# Huron national forest Target shooting



## PD86 (Aug 19, 2016)

I am wondering where a good spot in Huron National Forest would be to do target shooting. I'm looking for a secluded area(not a firing range) with natural backstops (hills ridges ect) where I can set up shooting drills. I've never been to the national forest but it look like for google maps that there is a lot of secluded land. Thanks in advance for the info.


----------



## junkman (Jan 14, 2010)

I like to target shoot at the old dump outside of Luzurne. It's a little west of town on Deeter Rd Off .


----------



## PD86 (Aug 19, 2016)

junkman said:


> I like to target shoot at the old dump outside of Luzurne. It's a little west of town on Deeter Rd Off .


Thanks! Are there usually other people there? I'm thinking of doing "run-n-gun type drills that would require some space.


----------



## 9mm Hi-Power (Jan 16, 2010)

PD86 said:


> I am wondering where a good spot in Huron National Forest would be to do target shooting.
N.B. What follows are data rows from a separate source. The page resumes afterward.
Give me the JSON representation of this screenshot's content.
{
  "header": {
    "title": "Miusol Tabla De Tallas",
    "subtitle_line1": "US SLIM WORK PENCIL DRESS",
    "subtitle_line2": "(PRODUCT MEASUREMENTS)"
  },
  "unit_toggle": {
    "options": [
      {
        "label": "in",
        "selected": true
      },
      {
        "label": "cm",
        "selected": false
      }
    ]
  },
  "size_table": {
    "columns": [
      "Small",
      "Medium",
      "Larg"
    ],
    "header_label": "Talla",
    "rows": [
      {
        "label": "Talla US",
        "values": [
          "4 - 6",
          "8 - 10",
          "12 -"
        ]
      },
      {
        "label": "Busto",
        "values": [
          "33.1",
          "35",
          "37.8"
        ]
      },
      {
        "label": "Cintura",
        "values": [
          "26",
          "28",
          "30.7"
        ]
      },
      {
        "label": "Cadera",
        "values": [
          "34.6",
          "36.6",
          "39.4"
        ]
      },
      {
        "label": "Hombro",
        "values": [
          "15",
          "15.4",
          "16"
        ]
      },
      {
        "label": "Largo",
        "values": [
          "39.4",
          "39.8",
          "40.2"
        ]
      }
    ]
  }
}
I'm looking for a secluded area(not a firing range) with natural backstops (hills ridges ect) where I can set up shooting drills. I've never been to the national forest but it look like for google maps that there is a lot of secluded land. Thanks in advance for the info.


From there U.S. Forest Service website:

Target shooting is allowed only in designated areas of a national forest or grassland. Check your local ranger district for more information about where you can and where you cannot target practice. 

9mm Hi-Power


----------



## junkman (Jan 14, 2010)

PD86 said:


> Thanks! Are there usually other people there? I'm thinking of doing "run-n-gun type drills that would require some space.


Depends on the time of year.Nov 13,14,would probly be a bad time to try that.But the rest of the year you would probly be good.


----------